The Dumbest Lawsuit in Web History

First a U.S. district judge orders removal of links from web sites. The latest twist is an attempt to make search engines illegal. Huntington Beach, Calif., photographer Leslie A. Kelly is pursuing a case against ditto.com because he insists the search engine is stealing his pictures. Ditto, like Altavista and Lycos, indexes photos and offers a search engine for them, with a copyright disclaimer at the bottom of each ten listings. Not good enough for Kelly, but did he do anything to protect his pictures?

Remember a few months ago we told you of the U.S. district judge who ordered the removal of links from web sites, essentially declaring the web illegal?

The latest twist is an attempt to make search engines illegal. That’s the goal of Huntington Beach, Calif., photographer Leslie A. Kelly, who is pursuing a case against ditto.com because he insists the search engine is stealing his pictures. Let me back up a minute and explain this one. Kelly’s business is taking pictures evocative of the Old West, which he offers on two web sites. The idea is to sell prints of these pictures (and others) in book form.

Ditto, like Altavista and Lycos, indexes photos and offers a search engine for them. When you search ditto.com for pictures of the California gold rush you get 86 hits, and the following disclaimer at the bottom of each page of ten: “Should you wish to use any picture, photo or artwork you see during the search process, you must obtain the appropriate permission from the owner of the material.”

This is apparently not good enough for Mr. Kelly. He says ditto “mishandled” his work. He says they should have paid him. He lost in the District Court, and has appealed to the U.S. Ninth Circuit Court of Appeals, aided by a $10,000 contribution from the Graphics Art Guild Foundation in New York, whose web site is, oddly, located at gag.org.

What makes this suit so stupid is there are many things Mr. Kelly could have done to protect his pictures. For example, he could have put them behind a firewall – search engines don’t like going behind firewalls – or at least behind password protection. Or he could have just mentioned his pictures without posting them – I recently bought a picture of my family castle sight-unseen.

If Kelly still wanted to put pictures on the public web, he still had lots of choices. He could have used a digital watermark like Digimarc or a system the Air Force is seeking to patent. There are already several patents in this area.

If Kelly didn’t like the Air Force for some reason, IBM has a page for him to look at. FlashPix from Kodak also supports digital watermarks, developed by the folks at LivePicture.

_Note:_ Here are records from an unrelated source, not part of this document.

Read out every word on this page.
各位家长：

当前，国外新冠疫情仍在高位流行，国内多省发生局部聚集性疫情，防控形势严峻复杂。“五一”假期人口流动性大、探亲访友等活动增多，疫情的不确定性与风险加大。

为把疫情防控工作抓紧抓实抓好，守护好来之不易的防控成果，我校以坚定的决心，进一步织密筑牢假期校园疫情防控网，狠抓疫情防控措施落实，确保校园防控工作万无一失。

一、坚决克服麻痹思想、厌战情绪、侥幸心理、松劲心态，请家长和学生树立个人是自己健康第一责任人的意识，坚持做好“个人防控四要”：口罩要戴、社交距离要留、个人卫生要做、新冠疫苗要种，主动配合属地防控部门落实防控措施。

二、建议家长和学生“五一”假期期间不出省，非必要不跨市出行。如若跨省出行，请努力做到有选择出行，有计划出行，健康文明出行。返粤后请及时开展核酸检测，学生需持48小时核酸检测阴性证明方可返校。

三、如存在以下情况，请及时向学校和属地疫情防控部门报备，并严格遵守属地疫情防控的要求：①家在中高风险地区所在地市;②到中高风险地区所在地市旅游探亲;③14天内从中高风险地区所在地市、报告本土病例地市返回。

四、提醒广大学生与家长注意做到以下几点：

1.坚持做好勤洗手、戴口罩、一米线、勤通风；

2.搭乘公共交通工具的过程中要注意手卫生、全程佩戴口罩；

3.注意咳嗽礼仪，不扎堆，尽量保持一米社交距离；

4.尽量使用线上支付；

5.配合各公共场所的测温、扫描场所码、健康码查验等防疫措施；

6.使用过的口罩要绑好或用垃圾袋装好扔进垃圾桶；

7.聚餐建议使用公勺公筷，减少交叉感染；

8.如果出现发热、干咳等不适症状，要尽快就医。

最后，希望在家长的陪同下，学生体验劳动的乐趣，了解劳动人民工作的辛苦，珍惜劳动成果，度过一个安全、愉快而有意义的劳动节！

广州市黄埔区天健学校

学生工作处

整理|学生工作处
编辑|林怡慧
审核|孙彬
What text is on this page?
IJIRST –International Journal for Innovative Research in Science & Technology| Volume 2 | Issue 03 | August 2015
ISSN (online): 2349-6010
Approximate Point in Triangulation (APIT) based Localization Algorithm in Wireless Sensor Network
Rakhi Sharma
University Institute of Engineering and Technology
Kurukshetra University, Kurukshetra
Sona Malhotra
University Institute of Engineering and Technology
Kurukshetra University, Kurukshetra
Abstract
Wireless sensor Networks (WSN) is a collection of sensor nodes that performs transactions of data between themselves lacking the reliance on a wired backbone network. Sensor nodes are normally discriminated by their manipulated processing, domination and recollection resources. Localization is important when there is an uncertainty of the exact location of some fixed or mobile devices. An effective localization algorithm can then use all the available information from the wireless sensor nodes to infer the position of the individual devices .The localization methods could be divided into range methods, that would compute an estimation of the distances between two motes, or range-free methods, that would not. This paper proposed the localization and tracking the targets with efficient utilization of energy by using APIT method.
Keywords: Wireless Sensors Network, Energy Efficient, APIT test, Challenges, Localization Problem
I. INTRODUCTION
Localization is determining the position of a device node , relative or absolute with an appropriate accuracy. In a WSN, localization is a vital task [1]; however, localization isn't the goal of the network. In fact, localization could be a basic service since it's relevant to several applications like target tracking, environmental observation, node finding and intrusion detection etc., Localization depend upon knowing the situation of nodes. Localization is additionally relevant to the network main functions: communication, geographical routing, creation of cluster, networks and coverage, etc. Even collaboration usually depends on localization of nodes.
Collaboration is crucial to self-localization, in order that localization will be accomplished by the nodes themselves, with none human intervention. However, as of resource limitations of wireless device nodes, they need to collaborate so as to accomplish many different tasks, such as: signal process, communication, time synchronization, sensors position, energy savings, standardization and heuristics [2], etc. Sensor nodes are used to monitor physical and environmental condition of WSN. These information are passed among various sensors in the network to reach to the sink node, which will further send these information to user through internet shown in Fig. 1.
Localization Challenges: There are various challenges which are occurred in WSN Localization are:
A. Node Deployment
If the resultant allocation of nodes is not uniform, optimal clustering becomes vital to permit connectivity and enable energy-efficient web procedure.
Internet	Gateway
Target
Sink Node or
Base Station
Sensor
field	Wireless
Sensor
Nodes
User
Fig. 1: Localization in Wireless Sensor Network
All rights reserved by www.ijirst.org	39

The point is that when it’s so simple to protect your stuff, leaving it unprotected on the public web – then filing suit when someone looks at it – is like leaving your house unlocked and then suing the neighbor whose cat lapped up the milk on your kitchen floor.

If Mr. Kelly doesn’t want his pictures indexed, there are plenty of ways for him to hide them. But if he’s going to leave them in plain view, unprotected, he shouldn’t be shocked that someone might want to look at them. You can’t at the same time post your stuff in a public place and ignore tools for securing them.

If you don’t like the way the web works, in other words, don’t put your stuff on a web site.